25. Januar 2019: Bellarmin an Mephisto
Montag, 7. Januar 2019
Deutschlandfunk:
In dem Video hatte der Grünen-Politiker erklärt, seine Partei werde alles dafür tun, damit Thüringen „ein offenes, freies, liberales, demokratisches Land“ werde. …

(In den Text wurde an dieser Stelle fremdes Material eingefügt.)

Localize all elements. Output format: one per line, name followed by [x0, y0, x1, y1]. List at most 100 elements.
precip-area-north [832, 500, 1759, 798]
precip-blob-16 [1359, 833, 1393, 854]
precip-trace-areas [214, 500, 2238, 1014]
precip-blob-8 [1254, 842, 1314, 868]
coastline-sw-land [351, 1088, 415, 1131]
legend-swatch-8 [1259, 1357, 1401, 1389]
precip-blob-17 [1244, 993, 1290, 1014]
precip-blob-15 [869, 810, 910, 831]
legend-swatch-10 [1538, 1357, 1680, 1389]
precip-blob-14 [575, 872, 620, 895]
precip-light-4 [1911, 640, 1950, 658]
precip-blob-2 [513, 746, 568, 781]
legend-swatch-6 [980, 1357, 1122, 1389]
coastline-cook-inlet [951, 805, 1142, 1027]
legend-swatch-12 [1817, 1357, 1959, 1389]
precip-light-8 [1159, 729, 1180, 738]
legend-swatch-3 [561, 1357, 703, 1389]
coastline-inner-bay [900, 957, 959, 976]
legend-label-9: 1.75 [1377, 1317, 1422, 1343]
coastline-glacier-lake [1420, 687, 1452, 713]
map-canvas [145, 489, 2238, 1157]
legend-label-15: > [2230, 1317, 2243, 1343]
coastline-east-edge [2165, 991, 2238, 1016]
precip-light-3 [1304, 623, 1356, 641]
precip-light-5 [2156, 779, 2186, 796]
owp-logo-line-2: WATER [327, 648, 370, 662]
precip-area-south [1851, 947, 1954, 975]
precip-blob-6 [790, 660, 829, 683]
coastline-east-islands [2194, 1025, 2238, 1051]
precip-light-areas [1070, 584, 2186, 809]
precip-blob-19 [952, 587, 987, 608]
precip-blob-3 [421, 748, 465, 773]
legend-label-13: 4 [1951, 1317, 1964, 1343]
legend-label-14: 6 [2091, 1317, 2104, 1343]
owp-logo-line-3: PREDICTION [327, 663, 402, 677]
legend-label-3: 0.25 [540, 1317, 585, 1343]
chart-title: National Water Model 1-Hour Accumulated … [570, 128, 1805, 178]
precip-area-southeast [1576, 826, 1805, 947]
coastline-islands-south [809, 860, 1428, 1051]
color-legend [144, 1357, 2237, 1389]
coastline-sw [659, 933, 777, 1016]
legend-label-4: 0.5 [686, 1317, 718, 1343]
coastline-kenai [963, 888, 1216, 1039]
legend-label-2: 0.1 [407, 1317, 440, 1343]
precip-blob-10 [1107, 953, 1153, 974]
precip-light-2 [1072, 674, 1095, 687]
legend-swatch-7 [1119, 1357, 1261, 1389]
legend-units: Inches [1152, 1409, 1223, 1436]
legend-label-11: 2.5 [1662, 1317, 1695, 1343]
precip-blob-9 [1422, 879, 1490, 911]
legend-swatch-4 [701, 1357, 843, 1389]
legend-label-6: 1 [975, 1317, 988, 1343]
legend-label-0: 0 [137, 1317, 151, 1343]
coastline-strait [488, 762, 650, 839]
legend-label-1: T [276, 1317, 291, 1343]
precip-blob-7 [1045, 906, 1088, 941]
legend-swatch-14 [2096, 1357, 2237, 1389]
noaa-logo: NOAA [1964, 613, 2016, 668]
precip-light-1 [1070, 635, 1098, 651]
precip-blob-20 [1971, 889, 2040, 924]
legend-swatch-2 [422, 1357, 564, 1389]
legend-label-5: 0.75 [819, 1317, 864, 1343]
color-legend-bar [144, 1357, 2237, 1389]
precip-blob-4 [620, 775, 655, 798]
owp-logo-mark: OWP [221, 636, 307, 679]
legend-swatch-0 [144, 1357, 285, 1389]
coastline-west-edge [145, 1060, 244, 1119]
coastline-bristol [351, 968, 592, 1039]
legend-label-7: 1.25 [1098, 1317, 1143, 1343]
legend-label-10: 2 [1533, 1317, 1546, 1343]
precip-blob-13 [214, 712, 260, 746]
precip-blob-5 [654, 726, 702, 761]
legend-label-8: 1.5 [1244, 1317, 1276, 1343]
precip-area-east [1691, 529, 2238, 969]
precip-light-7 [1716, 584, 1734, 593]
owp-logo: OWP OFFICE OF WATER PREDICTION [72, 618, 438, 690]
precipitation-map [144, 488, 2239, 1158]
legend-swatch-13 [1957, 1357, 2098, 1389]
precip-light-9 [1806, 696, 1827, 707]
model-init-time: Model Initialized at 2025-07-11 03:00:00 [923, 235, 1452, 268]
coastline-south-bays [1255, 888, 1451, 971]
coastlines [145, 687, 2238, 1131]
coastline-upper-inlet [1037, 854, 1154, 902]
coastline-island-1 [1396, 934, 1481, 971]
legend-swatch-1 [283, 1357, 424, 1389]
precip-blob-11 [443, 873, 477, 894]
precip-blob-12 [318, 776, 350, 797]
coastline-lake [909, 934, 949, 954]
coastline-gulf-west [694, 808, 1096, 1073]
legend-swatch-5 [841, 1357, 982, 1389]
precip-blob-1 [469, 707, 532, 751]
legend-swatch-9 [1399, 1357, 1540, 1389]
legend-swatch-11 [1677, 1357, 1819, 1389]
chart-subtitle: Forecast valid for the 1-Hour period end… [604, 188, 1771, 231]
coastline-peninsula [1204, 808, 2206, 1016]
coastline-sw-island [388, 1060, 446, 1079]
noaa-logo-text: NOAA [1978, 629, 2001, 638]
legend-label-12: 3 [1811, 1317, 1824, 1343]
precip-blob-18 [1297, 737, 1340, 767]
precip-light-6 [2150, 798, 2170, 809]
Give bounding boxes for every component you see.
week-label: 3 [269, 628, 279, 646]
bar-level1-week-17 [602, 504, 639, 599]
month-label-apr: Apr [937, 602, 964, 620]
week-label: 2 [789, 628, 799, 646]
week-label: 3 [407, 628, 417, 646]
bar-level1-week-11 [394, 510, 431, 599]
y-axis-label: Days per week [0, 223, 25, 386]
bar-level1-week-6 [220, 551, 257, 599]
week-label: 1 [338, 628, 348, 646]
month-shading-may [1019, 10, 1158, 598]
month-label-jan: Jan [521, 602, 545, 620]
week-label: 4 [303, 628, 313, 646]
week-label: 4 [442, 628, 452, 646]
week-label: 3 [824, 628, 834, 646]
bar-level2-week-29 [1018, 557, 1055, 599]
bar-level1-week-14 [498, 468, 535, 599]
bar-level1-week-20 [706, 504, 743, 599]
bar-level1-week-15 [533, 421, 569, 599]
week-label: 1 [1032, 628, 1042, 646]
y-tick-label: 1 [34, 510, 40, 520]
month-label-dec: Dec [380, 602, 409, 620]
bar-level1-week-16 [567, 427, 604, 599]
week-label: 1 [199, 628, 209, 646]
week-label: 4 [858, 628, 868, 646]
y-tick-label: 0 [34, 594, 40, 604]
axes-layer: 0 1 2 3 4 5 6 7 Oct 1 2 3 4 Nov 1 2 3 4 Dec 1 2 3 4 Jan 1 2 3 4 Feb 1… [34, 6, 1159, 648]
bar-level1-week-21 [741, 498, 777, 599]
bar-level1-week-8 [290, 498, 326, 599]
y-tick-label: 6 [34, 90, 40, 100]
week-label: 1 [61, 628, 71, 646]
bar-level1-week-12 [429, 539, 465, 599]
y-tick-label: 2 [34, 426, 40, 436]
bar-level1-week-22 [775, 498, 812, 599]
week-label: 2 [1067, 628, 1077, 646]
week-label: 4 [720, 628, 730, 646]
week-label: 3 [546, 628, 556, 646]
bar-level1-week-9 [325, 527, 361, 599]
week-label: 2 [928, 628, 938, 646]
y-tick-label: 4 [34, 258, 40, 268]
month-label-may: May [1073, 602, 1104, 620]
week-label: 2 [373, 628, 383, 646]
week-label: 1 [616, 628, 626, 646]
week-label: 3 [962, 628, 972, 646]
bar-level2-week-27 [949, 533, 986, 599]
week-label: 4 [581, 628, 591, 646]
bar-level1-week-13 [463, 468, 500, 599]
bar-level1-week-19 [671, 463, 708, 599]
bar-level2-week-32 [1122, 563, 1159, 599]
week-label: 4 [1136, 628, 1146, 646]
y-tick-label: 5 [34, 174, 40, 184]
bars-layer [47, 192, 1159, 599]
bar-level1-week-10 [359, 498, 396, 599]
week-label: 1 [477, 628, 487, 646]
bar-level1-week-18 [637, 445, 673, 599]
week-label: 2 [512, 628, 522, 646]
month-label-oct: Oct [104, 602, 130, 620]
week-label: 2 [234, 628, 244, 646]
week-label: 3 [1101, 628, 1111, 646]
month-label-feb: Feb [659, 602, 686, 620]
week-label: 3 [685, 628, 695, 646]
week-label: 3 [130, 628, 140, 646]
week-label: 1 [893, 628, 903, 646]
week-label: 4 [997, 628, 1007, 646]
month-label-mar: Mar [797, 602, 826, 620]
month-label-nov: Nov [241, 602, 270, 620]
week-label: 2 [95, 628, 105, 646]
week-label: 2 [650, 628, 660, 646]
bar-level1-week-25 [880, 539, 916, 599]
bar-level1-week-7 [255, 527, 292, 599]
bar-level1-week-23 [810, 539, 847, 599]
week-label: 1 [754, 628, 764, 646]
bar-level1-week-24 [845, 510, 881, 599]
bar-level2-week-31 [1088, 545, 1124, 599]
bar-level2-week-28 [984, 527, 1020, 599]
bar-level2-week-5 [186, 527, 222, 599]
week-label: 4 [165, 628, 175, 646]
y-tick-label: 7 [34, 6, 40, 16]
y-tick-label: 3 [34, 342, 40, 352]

Habeck sagte am Rande der Vorstandsklausur der Grünen in Frankfurt/Oder, er wolle sich für seine Aussagen entschuldigen. Offensichtlich sei er anfällig dafür, in einem Medium, das so agressiv kommuniziere wie Twitter, auch so zu reden. Deshalb habe er die Konsequenzen gezogen und seine Twitter- und Facebook-Accounts gelöscht.
Dienstag 8. Januar 2019
KIELER NACHRICHTEN:
Wenn sich Habeck nun von seinen Followern verabschiedet, dann tut er auch dies mit der Geste des großen Moralisten, der das böse Spiel als Erster durchschaut hat. Der digitale Aussteiger, das macht sich gut in Zeiten, in denen ein US-Präsident twitternd die ganze Welt verwirrt.
RHEIN-NECKAR-ZEITUNG:
Alle Achtung. Von den Grünen kann man lernen. Nicht nur, wie zwei smarte, dauerlachende Parteichefs gute Laune verbreiten und damit die Umfrageergebnisse nach oben jazzen, sondern auch, wie man ein Eigentor als uneigennützige Handlung darstellt. Denn was hat das mit der digitalen Struktur von Facebook und Twitter zu tun, wenn der Nutzer Robert Habeck darin Unsägliches verbreitet? Richtig: Nichts.
TAGESZEITUNG:
Ein Profi muss beides können: leidenschaftlich reden – und präzise bleiben. Als Minister einer Bundesregierung würde von Habeck zu Recht erwartet, dass er sein Sprachbesteck beherrscht. Ein Abschied von Twitter löst das Problem übrigens nicht. Jeder ist selbst für das verantwortlich, was er kommuniziert. Und verquatschen kann man sich auch vor einer Fernsehkamera.
FRANKFURTER RUNDSCHAU:
Der Kern der Dinge scheint darin zu bestehen, dass beide Videos eine moralische Überhöhung offenlegen – im Namen der Partei. Und die Konsequenz, die Habeck jetzt zieht, tut das erst recht. Sie demonstriert, wie er sich wahrnimmt und wahrgenommen werden möchte: als durch und durch integer und nicht so wie all die anderen Politiker und User. … In der Größe seiner Demut will sich Habeck von niemandem übertreffen lassen.
TAGES-ANZEIGER:
Bemerkenswert ist nicht Habecks Schritt, sondern die im Schmollton verfasste Begründung dafür. ‚Offenbar triggert Twitter in mir etwas an: aggressiver, lauter, polemischer und zugespitzter zu sein‘, schreibt Habeck. Schuld ist in den Augen von Habeck also nicht Habeck, Schuld sind andere: Twitter, Hacker, Trolle, Kritiker. Man fragt sich: Wer hat Habeck je daran gehindert, vor dem Posten nachzudenken? Wer zwingt ihn zur Polemik? Und wer verbietet ihm, unangemessene Angriffe einfach zu ignorieren? Dieser Rückzug ist nicht konsequent, sondern weinerlich. Digitale Medien sind eine Tatsache, sie sind nützlich, und wir alle sind selber zuständig dafür, wie wir damit umgehen.
NEUE ZÜRCHER ZEITUNG:
Trotzdem ist Habecks Verweis auf das Reiz-Reaktions-Schema von Twitter vorgeschoben. Die Überheblichkeit, die in Habecks Videobotschaften steckt, war kein Unfall. Schließlich muss man sich fragen, ob jemand, den ein paar Tweets so aggressiv machen, dass er das Medium meiden muss wie ein Trinker die Flasche, politische Verantwortung tragen sollte. Es gibt Nutzer, die sachlich bleiben können, wenn ihr Gegenüber poltert und flucht.